Libération au Cameroun des 79 élèves enlevés en zone anglophone

Crise Anglophone. Libération au Cameroun des 79 élèves enlevés en zone anglophone

| Nous suivre sur facebook | Nous suivre sur twitter |

Les 79 élèves enlevés lundi dernier au sein de la Presbyterian secondary school de Bamenda dans le Nord-ouest par des milices sécessionnistes anglophones ont été tous libérés, a-t-on appris mercredi de sources officielles.


Pour l’instant, difficile de savoir si une rançon a été payée, d’autant que ces milices s’illustrent en la matière en exigeant le paiement des rançons avant de procéder à la libération des otages relate APA.

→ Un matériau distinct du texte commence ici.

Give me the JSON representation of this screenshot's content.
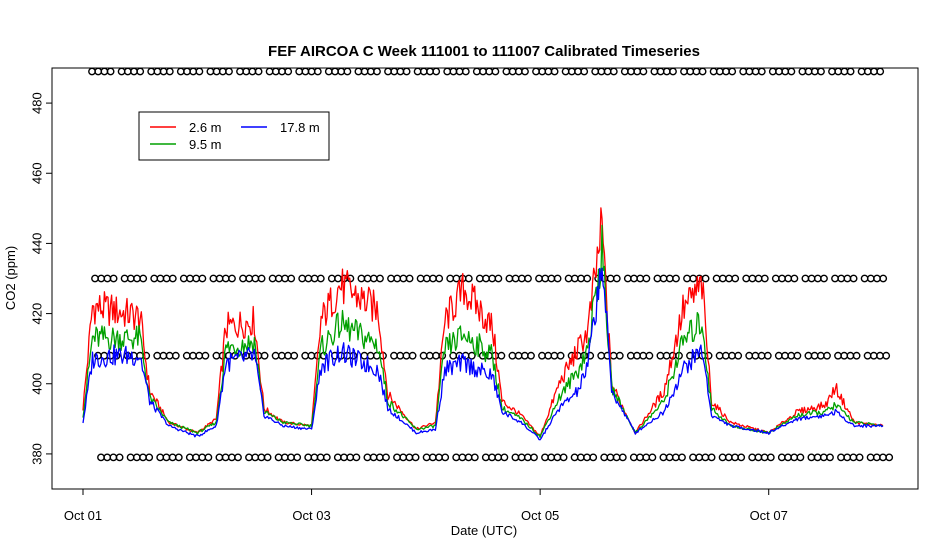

Tout au plus, les mêmes sources rapportent que les trois enseignants enlevés le même jour dans ledit établissement scolaire en compagnie de leurs élèves sont toujours en captivité.


« Nous confirmons que tous les élèves ont été libérés et sont sein et saufs », a déclaré le gouverneur de la région du Nord-ouest, Adolphe Lele Lafrique, avant de saluer « la bravoure et le professionnalisme » des forces de défense et de sécurité.

Selon le ministre de la Communication et porte-parole du gouvernement, Issa Tchiroma qui a également confirmé cette information, personne n’a voulu s’étendre sur les conditions de leur libération.


L’enlèvement des 79 élèves lundi dernier avait provoqué une onde de choc au Cameroun et au sein de la communauté internationale, des organismes à l’instar d’Amnesty international (AI) ou l’Organisation des nations unies pour l’enfance (UNICEF) ayant demandé « sans condition », la libération de ces élèves dont l’accès à l’éducation constitue « un droit inaliénable ».


Depuis deux ans, les séparatistes anglophones du Nord-ouest et du Sud-ouest multiplient des actes de terrorisme envers les populations locales, en exerçant régulièrement des menaces contre les parents, les enseignants et les élèves pour que toutes activités scolaires soient vouées à l’échec.


Une situation ayant causé l’exode massif des enfants des deux régions vers d’autres localités du pays, notamment Douala, Yaoundé et la région voisine de l’ouest qui ont vu les effectifs de leurs établissements scolaires augmenter depuis le déclenchement de cette crise.